= Philips SAA1099 =

Sound generator integrated circuit

Philips SAA1099
| Pin | Name | Dir | Description |
| 1 | /WR | | Write Enable |
| 2 | /CS | | Chip Select |
| 3 | A0 | | Control/Address Select |
| 4 | OutR | | Sound Output Right |
| 5 | OutL | | Sound Output Left |
| 6 | Iref | | Reference Current Supply |
| 7 | /DTACK | | Data Transfer Acknowledge |
| 8 | CLK | | External Clock |
| 9 | GND | | Ground |
| 10 | D0 | | Data Bus 0 |
| 11 | D1 | | Data Bus 1 |
| 12 | D2 | | Data Bus 2 |
| 13 | D3 | | Data Bus 3 |
| 14 | D4 | | Data Bus 4 |
| 15 | D5 | | Data Bus 5 |
| 16 | D6 | | Data Bus 6 |
| 17 | D7 | | Data Bus 7 |
| 18 | Vcc | | Power +5V |

The Philips SAA1099 sound generator is a 6-voice sound chip used by some 1980s devices.

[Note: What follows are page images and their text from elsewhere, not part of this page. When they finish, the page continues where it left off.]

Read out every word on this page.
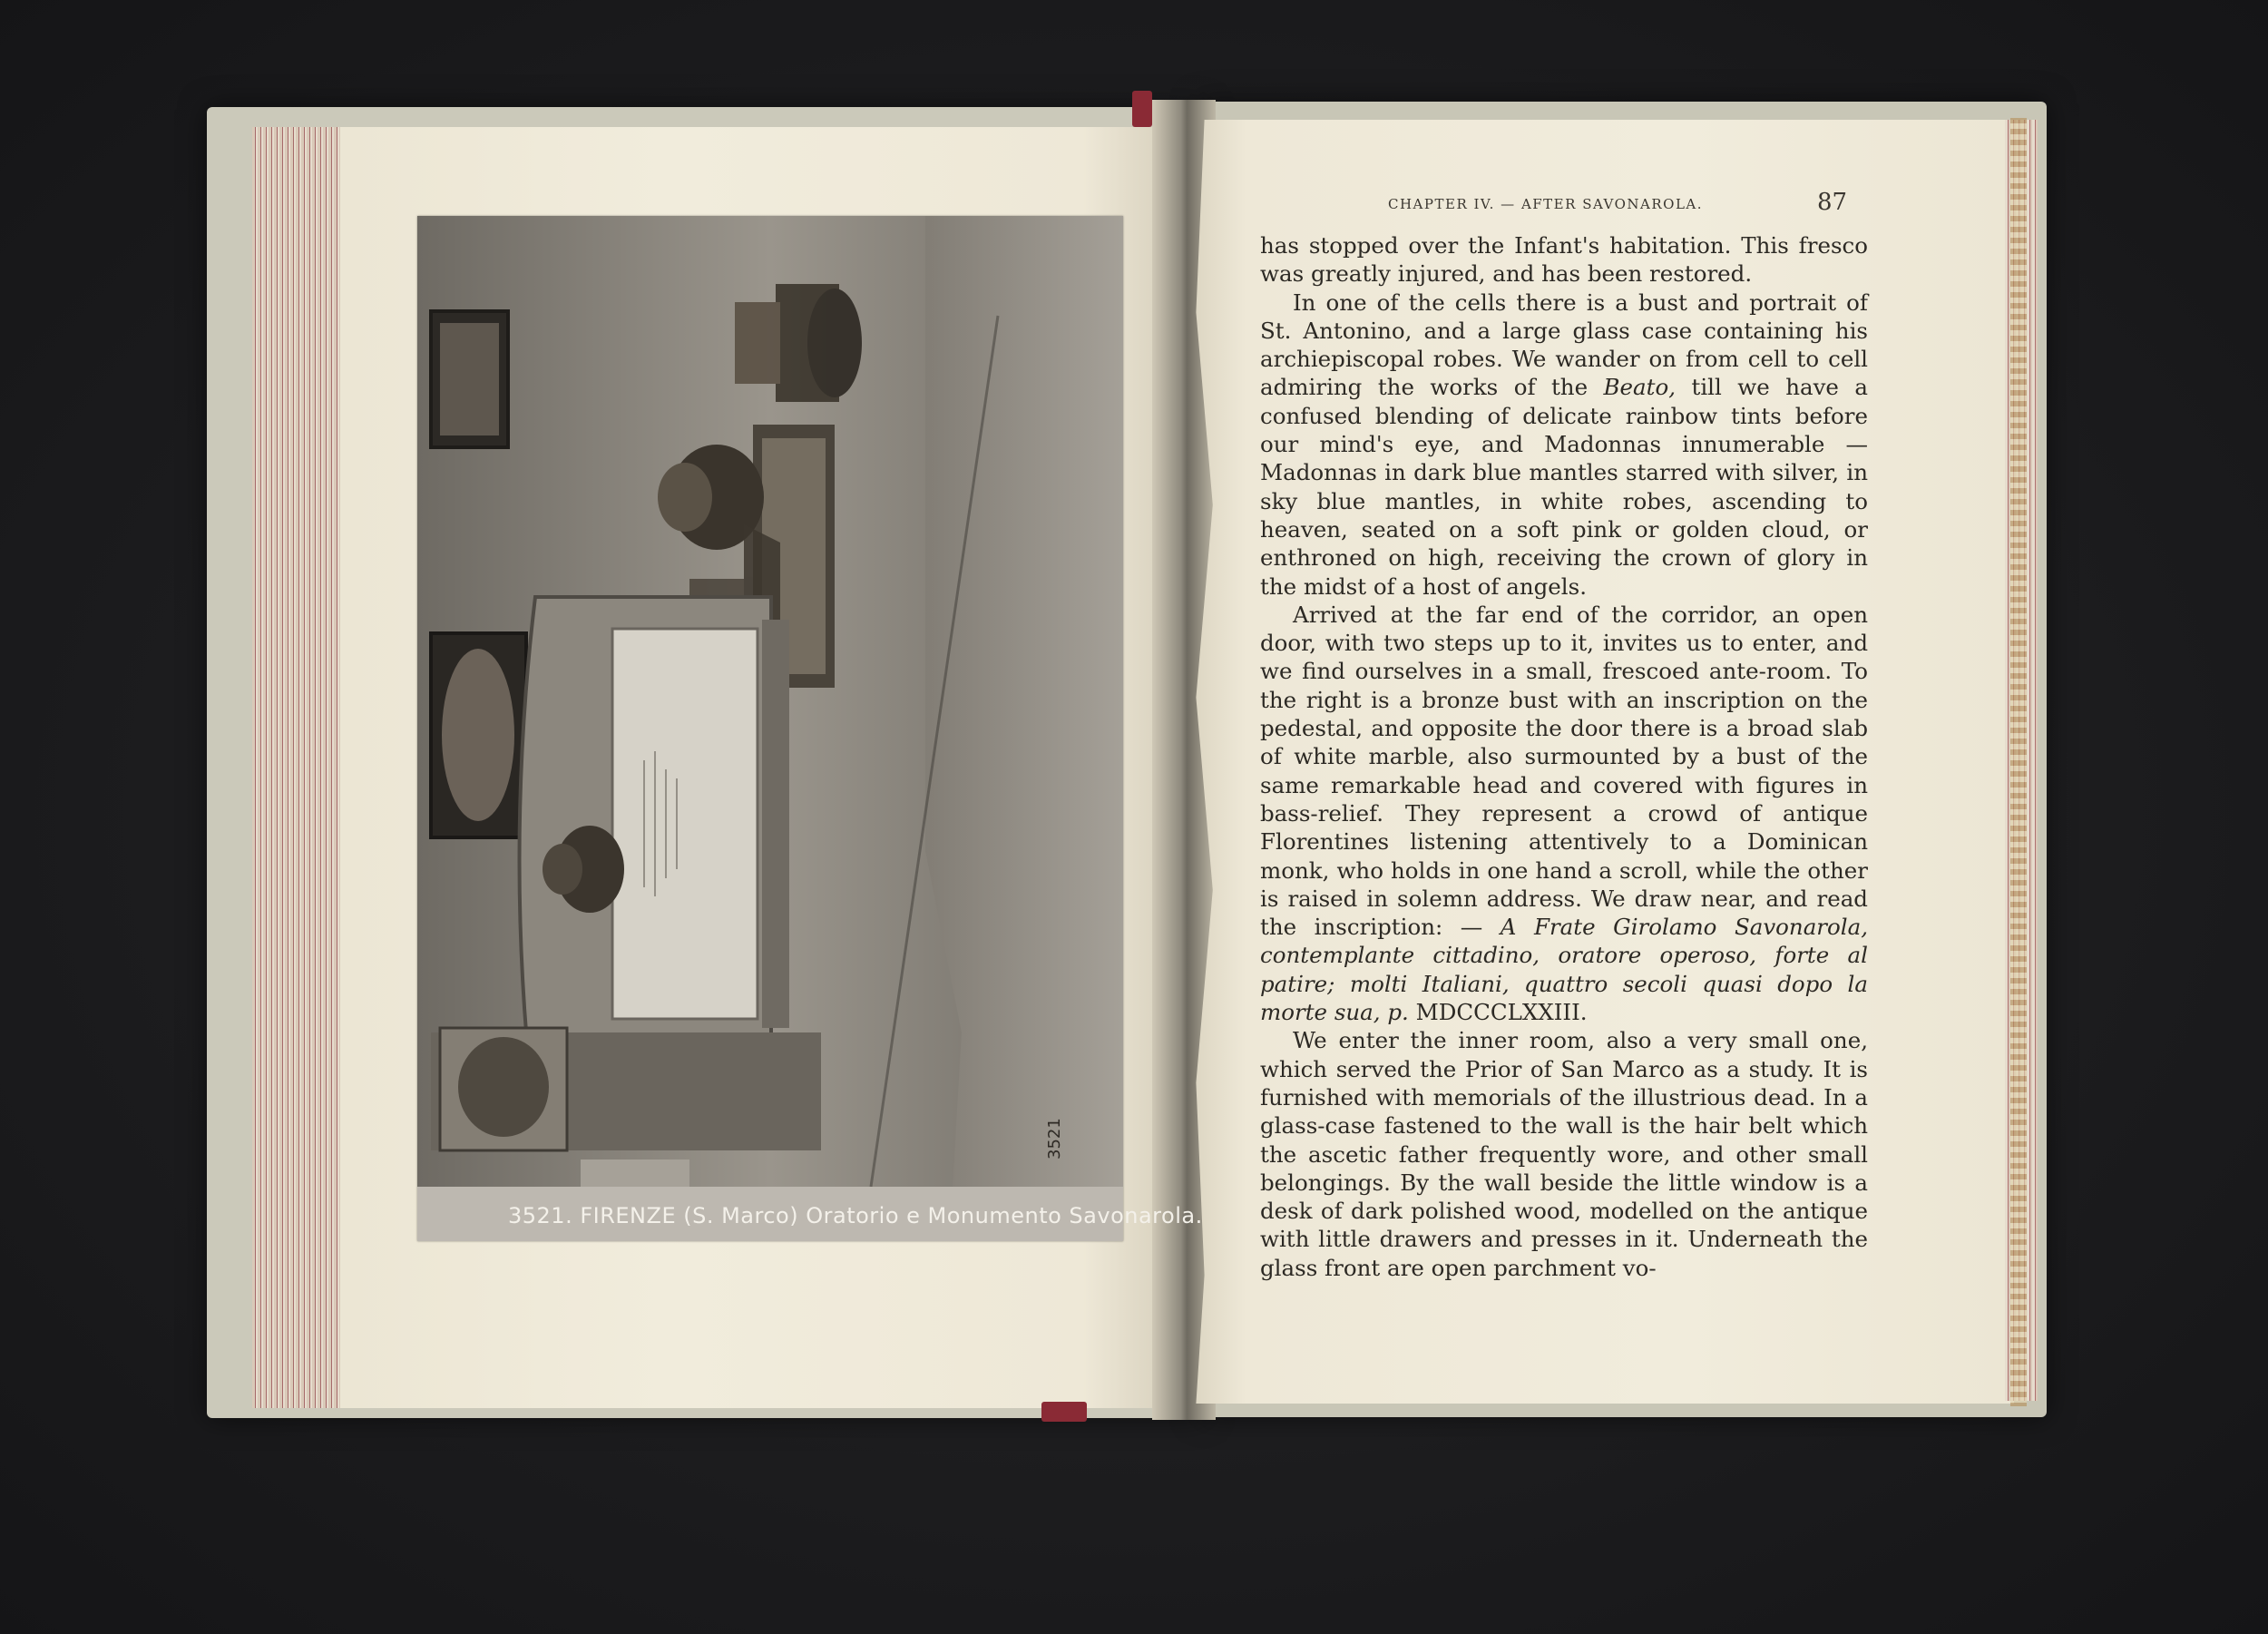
3521
3521. FIRENZE (S. Marco) Oratorio e Monumento Savonarola.
CHAPTER IV. — AFTER SAVONAROLA.	87

has stopped over the Infant's habitation. This fresco was greatly injured, and has been restored.

In one of the cells there is a bust and portrait of St. Antonino, and a large glass case containing his archiepiscopal robes. We wander on from cell to cell admiring the works of the Beato, till we have a confused blending of delicate rainbow tints before our mind's eye, and Madonnas innumerable — Madonnas in dark blue mantles starred with silver, in sky blue mantles, in white robes, ascending to heaven, seated on a soft pink or golden cloud, or enthroned on high, receiving the crown of glory in the midst of a host of angels.

Arrived at the far end of the corridor, an open door, with two steps up to it, invites us to enter, and we find ourselves in a small, frescoed ante-room. To the right is a bronze bust with an inscription on the pedestal, and opposite the door there is a broad slab of white marble, also surmounted by a bust of the same remarkable head and covered with figures in bass-relief. They represent a crowd of antique Florentines listening attentively to a Dominican monk, who holds in one hand a scroll, while the other is raised in solemn address. We draw near, and read the inscription: — A Frate Girolamo Savonarola, contemplante cittadino, oratore operoso, forte al patire; molti Italiani, quattro secoli quasi dopo la morte sua, p. MDCCCLXXIII.

We enter the inner room, also a very small one, which served the Prior of San Marco as a study. It is furnished with memorials of the illustrious dead. In a glass-case fastened to the wall is the hair belt which the ascetic father frequently wore, and other small belongings. By the wall beside the little window is a desk of dark polished wood, modelled on the antique with little drawers and presses in it. Underneath the glass front are open parchment vo-
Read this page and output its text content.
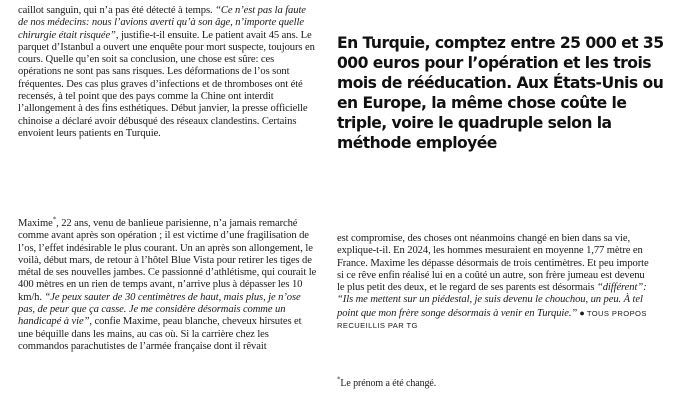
caillot sanguin, qui n’a pas été détecté à temps. “Ce n’est pas la faute de nos médecins: nous l’avions averti qu’à son âge, n’importe quelle chirurgie était risquée”, justifie-t-il ensuite. Le patient avait 45 ans. Le parquet d’Istanbul a ouvert une enquête pour mort suspecte, toujours en cours. Quelle qu’en soit sa conclusion, une chose est sûre: ces opérations ne sont pas sans risques. Les déformations de l’os sont fréquentes. Des cas plus graves d’infections et de thromboses ont été recensés, à tel point que des pays comme la Chine ont interdit l’allongement à des fins esthétiques. Début janvier, la presse officielle chinoise a déclaré avoir débusqué des réseaux clandestins. Certains envoient leurs patients en Turquie.

Maxime*, 22 ans, venu de banlieue parisienne, n’a jamais remarché comme avant après son opération ; il est victime d’une fragilisation de l’os, l’effet indésirable le plus courant. Un an après son allongement, le voilà, début mars, de retour à l’hôtel Blue Vista pour retirer les tiges de métal de ses nouvelles jambes. Ce passionné d’athlétisme, qui courait le 400 mètres en un rien de temps avant, n’arrive plus à dépasser les 10 km/h. “Je peux sauter de 30 centimètres de haut, mais plus, je n’ose pas, de peur que ça casse. Je me considère désormais comme un handicapé à vie”, confie Maxime, peau blanche, cheveux hirsutes et une béquille dans les mains, au cas où. Si la carrière chez les commandos parachutistes de l’armée française dont il rêvait

En Turquie, comptez entre 25 000 et 35 000 euros pour l’opération et les trois mois de rééducation. Aux États-Unis ou en Europe, la même chose coûte le triple, voire le quadruple selon la méthode employée

est compromise, des choses ont néanmoins changé en bien dans sa vie, explique-t-il. En 2024, les hommes mesuraient en moyenne 1,77 mètre en France. Maxime les dépasse désormais de trois centimètres. Et peu importe si ce rêve enfin réalisé lui en a coûté un autre, son frère jumeau est devenu le plus petit des deux, et le regard de ses parents est désormais “différent”: “Ils me mettent sur un piédestal, je suis devenu le chouchou, un peu. À tel point que mon frère songe désormais à venir en Turquie.” ● TOUS PROPOS RECUEILLIS PAR TG

*Le prénom a été changé.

It can produce several different waveforms by locking the volume envelope generator to the frequency generator, and also has a noise generator with 3 preset frequencies which can be locked to the frequency generator for greater range. It can output audio in fully independent stereo.

== Uses ==
The following sound cards and computers used the SAA1099:
- Silicon Graphics IRIS Professional 4D and IRIS Power 4D machines, released in 1987 and 1988, used the SAA1099 on the IO2 and IO3 board for sound generation. Although this feature was almost never documented or used, the chip is present and usable if addressed directly.
- The Creative Music System (C/MS) by Creative Labs, released in 1987, and also marketed at RadioShack as the Game Blaster, released in 1988. These devices contain two SAA1099 chips, for twelve voices.
- The Creative Sound Blaster 1.0 card released in 1989 (and 1.5 and 2.0 as an optional addon), included the SAA1099 chips, in addition to the OPL2 chip (aka YM3812), which became much more popular.
- The British-made SAM Coupé computer released in 1989, with a single SAA1099 on the motherboard.
- Various Gaelco arcade games, the JPM System 5 family and the Barcrest MPU4 Video Board used the SAA1099.